Department of Psychiatry, Tokai University School of Medicine, Kanagawa, Japan.
Institute of CNS Pharmacology, Tokyo, Japan.
Psychiatry Clin Neurosci. 2018 Sep;72(9):701-712. doi: 10.1111/pcn.12681. Epub 2018 Jul 2.
The purpose of this study was to evaluate the safety and efficacy of aripiprazole in adolescents with schizophrenia (SCZ) in Japan.
In a 6-week, randomized, double-blind, dose-comparison study, adolescents (aged 13-17 years) with SCZ were randomized to receive aripiprazole 2, 6-12, or 24-30 mg/day. Patients who completed the 6-week study participated in a 52-week, flexible-dose, open-label extension (OLE) study of aripiprazole (initial dose: 2 mg/day, maintenance dose: 6-24 mg/day, maximum dose: 30 mg/day).

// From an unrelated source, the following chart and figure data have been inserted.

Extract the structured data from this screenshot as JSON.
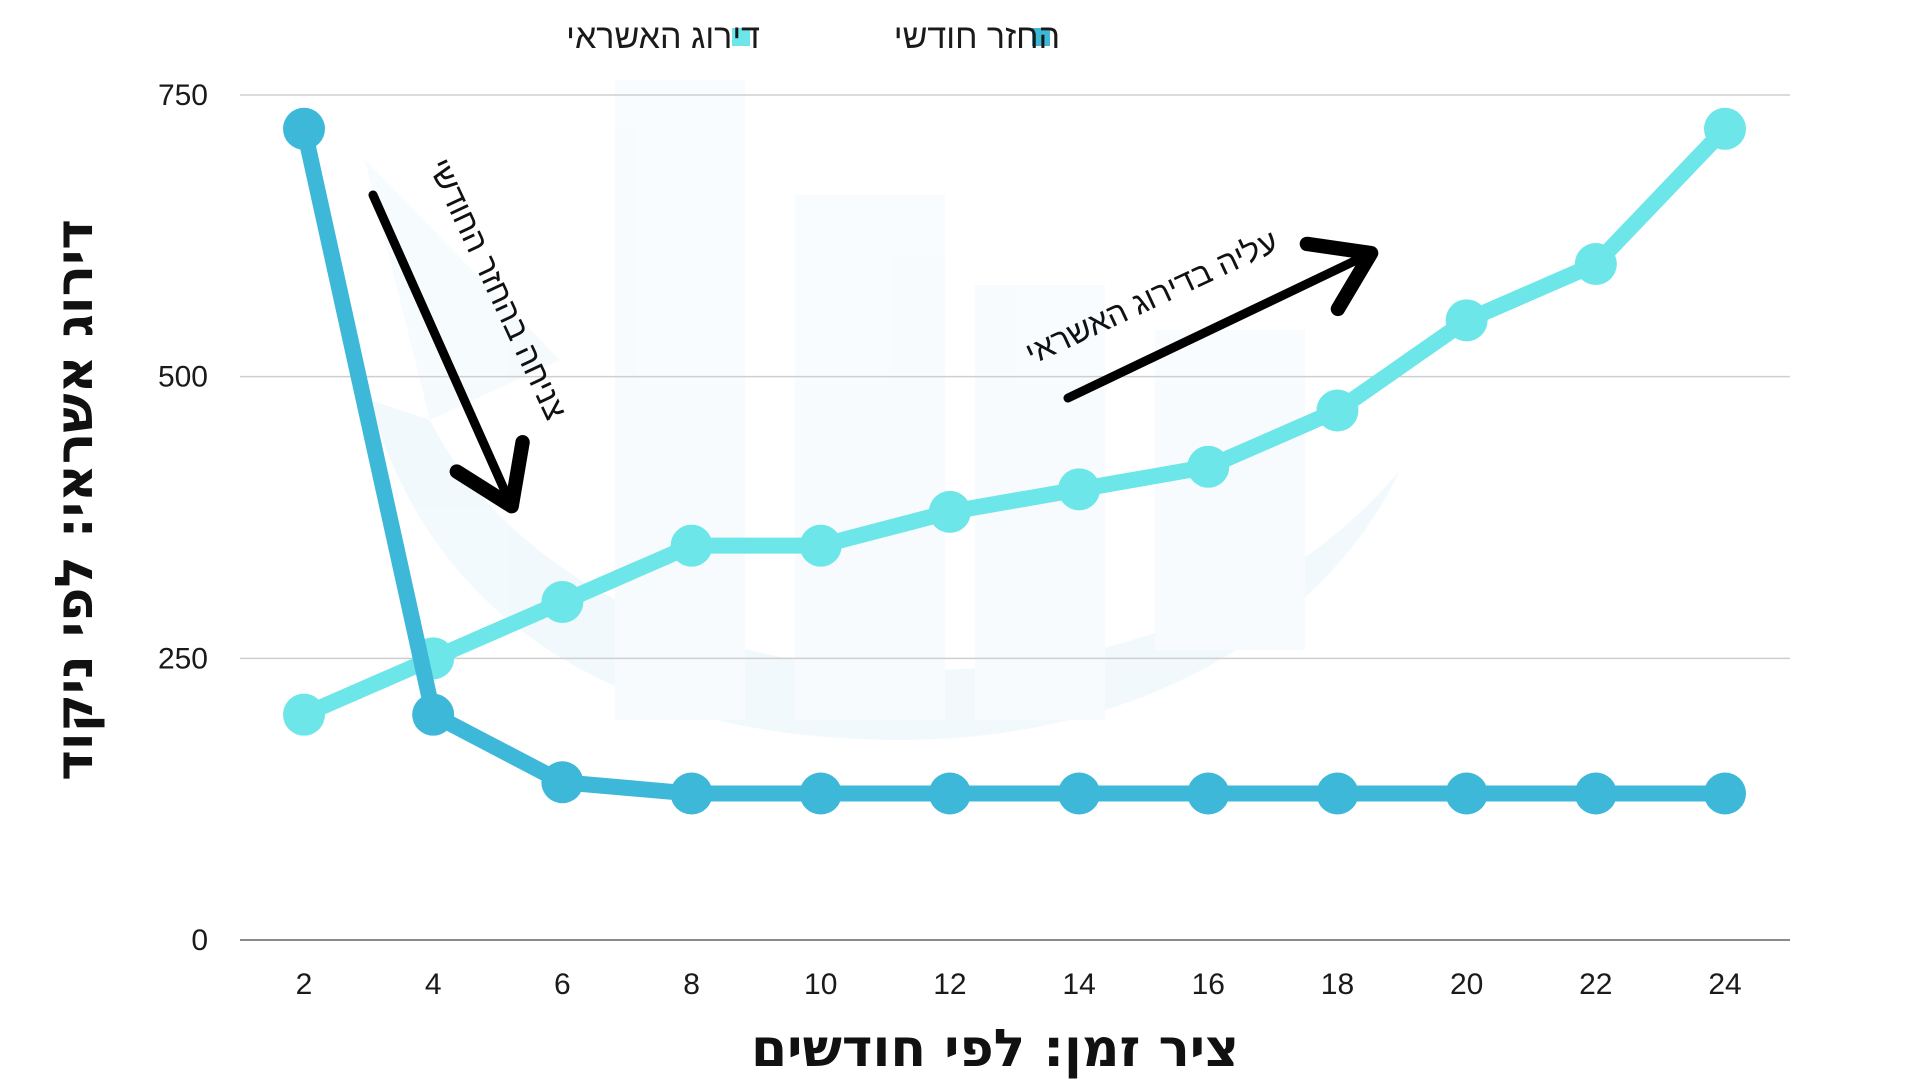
{
  "chart_data": {
    "type": "line",
    "title": "",
    "xlabel": "ציר זמן: לפי חודשים",
    "ylabel": "דירוג אשראי: לפי ניקוד",
    "x": [
      2,
      4,
      6,
      8,
      10,
      12,
      14,
      16,
      18,
      20,
      22,
      24
    ],
    "xticks": [
      "2",
      "4",
      "6",
      "8",
      "10",
      "12",
      "14",
      "16",
      "18",
      "20",
      "22",
      "24"
    ],
    "yticks": [
      "0",
      "250",
      "500",
      "750"
    ],
    "ylim": [
      0,
      750
    ],
    "grid": "horizontal",
    "legend_position": "top",
    "series": [
      {
        "name": "החזר חודשי",
        "color": "#3db8d8",
        "values": [
          720,
          200,
          140,
          130,
          130,
          130,
          130,
          130,
          130,
          130,
          130,
          130
        ]
      },
      {
        "name": "דירוג האשראי",
        "color": "#6ce6e8",
        "values": [
          200,
          250,
          300,
          350,
          350,
          380,
          400,
          420,
          470,
          550,
          600,
          720
        ]
      }
    ],
    "annotations": [
      {
        "text": "צניחה בהחזר החודשי",
        "arrow": "down"
      },
      {
        "text": "עליה בדירוג האשראי",
        "arrow": "up"
      }
    ]
  }
}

In the 6-week study, the percentage of patients completing treatment was: 77.1% (27/35) for 2 mg/day; 80.0% (24/30) for 6-12 mg/day; and 85.4% (35/41) for 24-30 mg/day. The least squares mean change in the Positive and Negative Syndrome Scale (PANSS) total score from baseline to endpoint (primary efficacy endpoint, last observation carried forward) was -19.6 for 2 mg/day, -16.5 for 6-12 mg/day, and - 21.6 for 24-30 mg/day. The most common (≥20% patients in any group) treatment-emergent adverse events (TEAE) were nausea, akathisia, insomnia, and somnolence. Most TEAE were mild or moderate in severity. There were no deaths. In the OLE, 60.3% (41/68) of patients completed treatment, and the PANSS total score decreased by -7.9 from OLE baseline to week 52. The most common (≥20% patients) TEAE were nasopharyngitis and somnolence. Most TEAE were mild or moderate in severity. There were no deaths.
These study results suggest that aripiprazole would be safe and well tolerated in both short- and long-term treatment for adolescents with SCZ in Japan.
本研究旨在评估阿立哌唑在日本青少年精神分裂症(SCZ)患者中的安全性和疗效。
在一项为期 6 周、随机、双盲、剂量比较的研究中,将符合 SCZ 诊断标准的青少年(年龄 13-17 岁)随机分为阿立哌唑 2、6-12 或 24-30mg/日组。完成 6 周研究的患者参加了一项为期 52 周、灵活剂量、开放标签延伸(OLE)研究,阿立哌唑的起始剂量为 2mg/日,维持剂量为 6-24mg/日,最大剂量为 30mg/日。
在 6 周的研究中,完成治疗的患者比例分别为:2mg/日组为 77.1%(27/35);6-12mg/日组为 80.0%(24/30);24-30mg/日组为 85.4%(35/41)。从基线到终点(主要疗效终点,末次观察值结转),阳性和阴性症状量表(PANSS)总分的最小二乘均值变化分别为:2mg/日组为-19.6;6-12mg/日组为-16.5;24-30mg/日组为-21.6。最常见(任何一组发生率≥20%)的治疗中出现的不良事件(TEAE)为恶心、静坐不能、失眠和嗜睡。大多数 TEAE 为轻度或中度。无死亡事件。在 OLE 中,60.3%(41/68)的患者完成了治疗,PANSS 总分从 OLE 基线到第 52 周下降了-7.9。最常见(发生率≥20%)的 TEAE 为鼻咽炎和嗜睡。大多数 TEAE 为轻度或中度。无死亡事件。
这些研究结果表明,阿立哌唑在日本青少年精神分裂症患者的短期和长期治疗中均安全且耐受良好。